Situated on the shores of idyllic Shuswap Lake, Salmon Arm is unique in its particularly close proximity to nature. Just a short ten minute walk from the downtown core leads you to hectares of rare wetland habitat. With its abundance of cycling and hiking trails, campsites, and fishing and boating options, Salmon Arm is the perfect get-away for those looking to escape from the city for a weekend.
The highlight of our trip was hiking the Foreshore Trail, which traces the wetland and mudflat habitats along the waterfront of the Shuswap Lake. The trail starts off nice and easy, crossing several concrete boardwalks erected directly through the marshes that provide direct views of the pristine lake and of Bastion Mountain across. Soon after, the trial winds through Salmon Arm’s nature sanctuary, leading you through towering marsh grasses and past a number of ponds where beaver sightings are a common occurrence. The trail also includes a way to access the man-made Christmas Island, which hosts an osprey nest in addition to other various bird habitats.

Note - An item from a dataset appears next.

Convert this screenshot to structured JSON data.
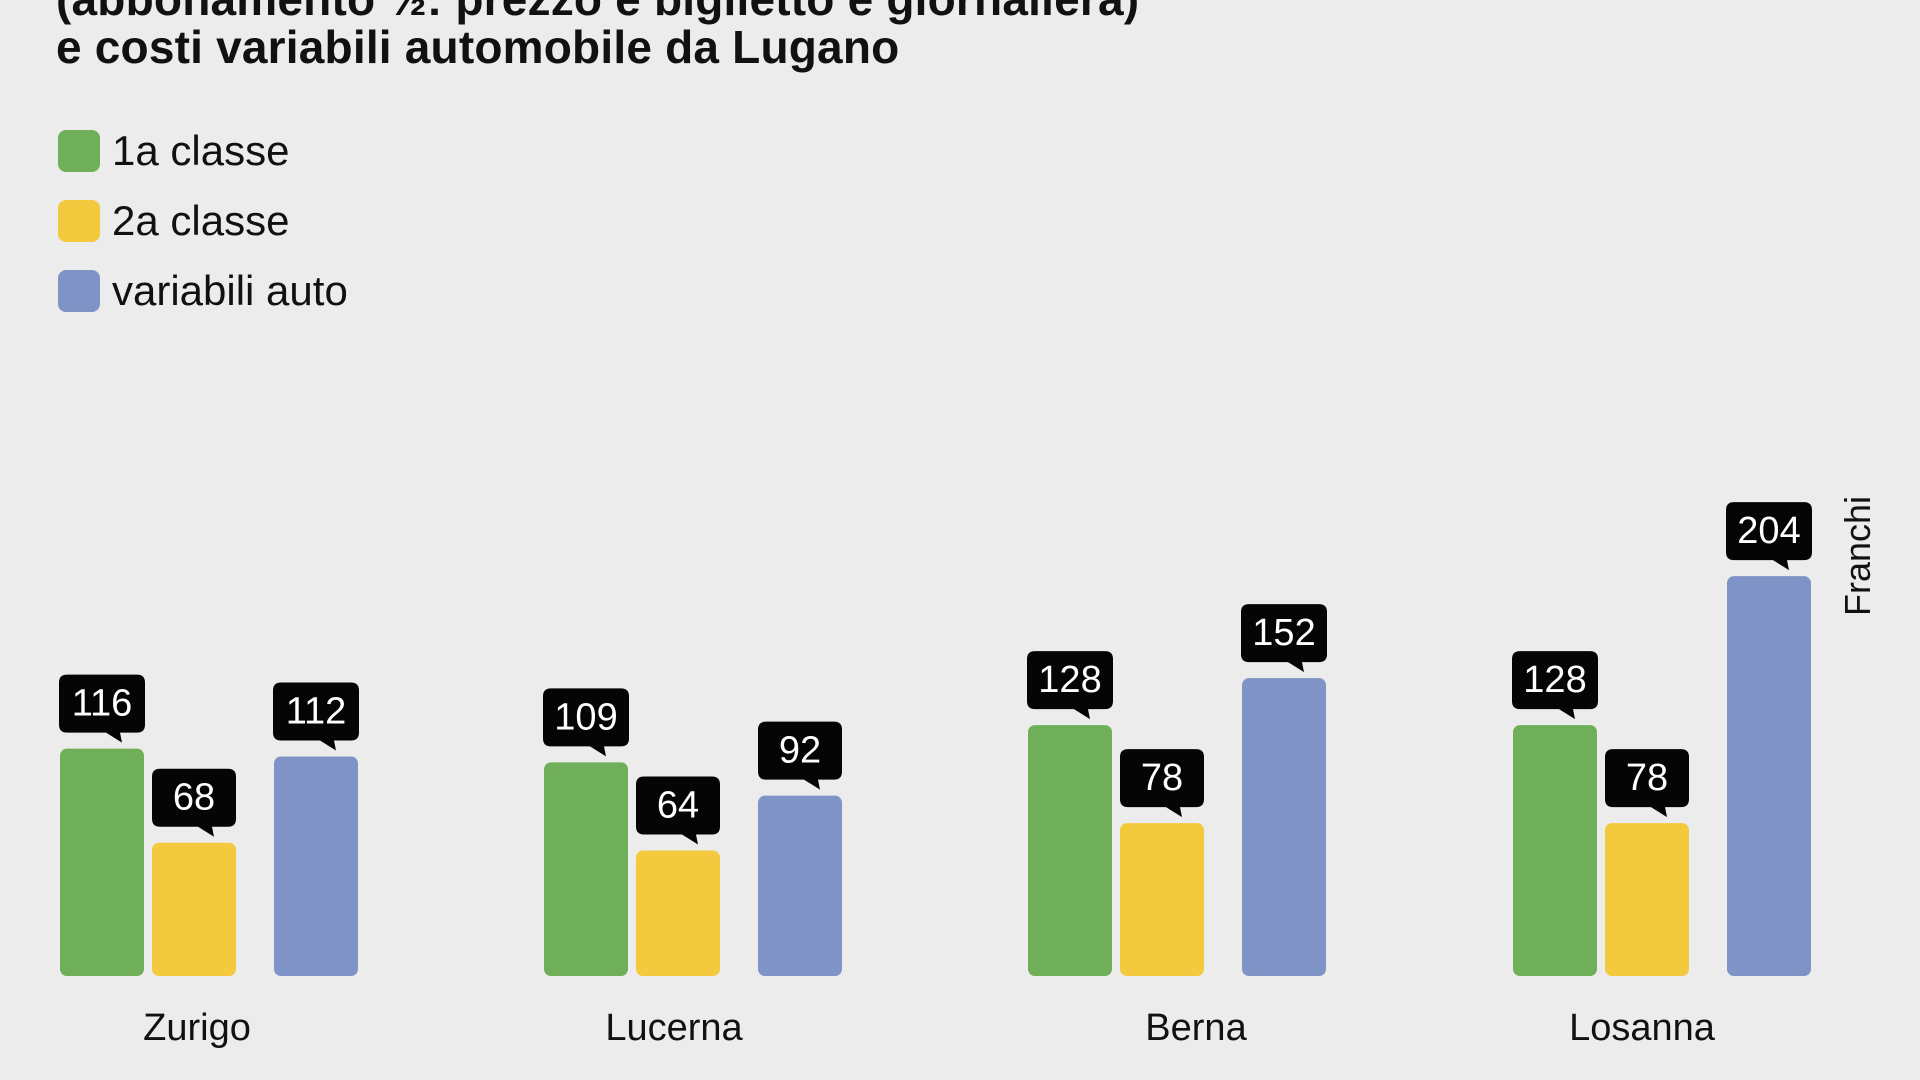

Bird-watchers will find this trail to be an absolute delight. Even as complete amateurs, we were impressed by the sheer number of casual sightings – we managed to spot several ospreys and a blue heron within the span of just ten minutes. Be sure to take advantage of the numerous detours along the route, which lead to various viewing platforms, nesting spots and towers. We went early in the morning and were treated to the sight of hundreds of ducks and Canada geese huddled together wing-to-wing at one of the nesting points by the marina.
Best of all? The trail started directly behind the Prestige Harbourfront Resort which we were staying at, allowing us to get going from the very instant we left the hotel.

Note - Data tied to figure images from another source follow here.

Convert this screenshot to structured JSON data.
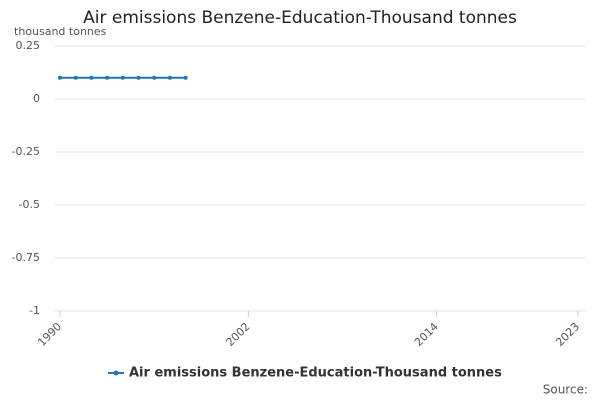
{
  "chart_data": {
    "type": "line",
    "title": "Air emissions Benzene-Education-Thousand tonnes",
    "y_label": "thousand tonnes",
    "source": "Source:",
    "x": [
      1990,
      1991,
      1992,
      1993,
      1994,
      1995,
      1996,
      1997,
      1998
    ],
    "series": [
      {
        "name": "Air emissions Benzene-Education-Thousand tonnes",
        "color": "#1f77b4",
        "values": [
          0.1,
          0.1,
          0.1,
          0.1,
          0.1,
          0.1,
          0.1,
          0.1,
          0.1
        ]
      }
    ],
    "xlim": [
      1990,
      2023
    ],
    "xticks": [
      1990,
      2002,
      2014,
      2023
    ],
    "ylim": [
      -1,
      0.25
    ],
    "yticks": [
      0.25,
      0,
      -0.25,
      -0.5,
      -0.75,
      -1
    ],
    "grid": true
  }
}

Summers tend to be fairly cool in Salmon Arm reaching a high of about 26 degrees, making it a great way to beat the heat. [Editor’s Note: Margaret Reynolds and Jen Vandervoort, both long-time Salmon Arm residents, wrote in to tell us that summer temperatures can soar up to “mid to high 30’s” (Margaret) and even “40+ degrees celsius in the summer, -35 in the winter” (Jen). Thanks for the clarification.)
Otherwise, temperatures year-round remain fairly moderate, making the town a comfortable home base for winter activities in the chillier mountain regions in the winter. The town itself is a five hour drive away from Vancouver, an easy and scenic drive that winds through the Trans Canada Highway.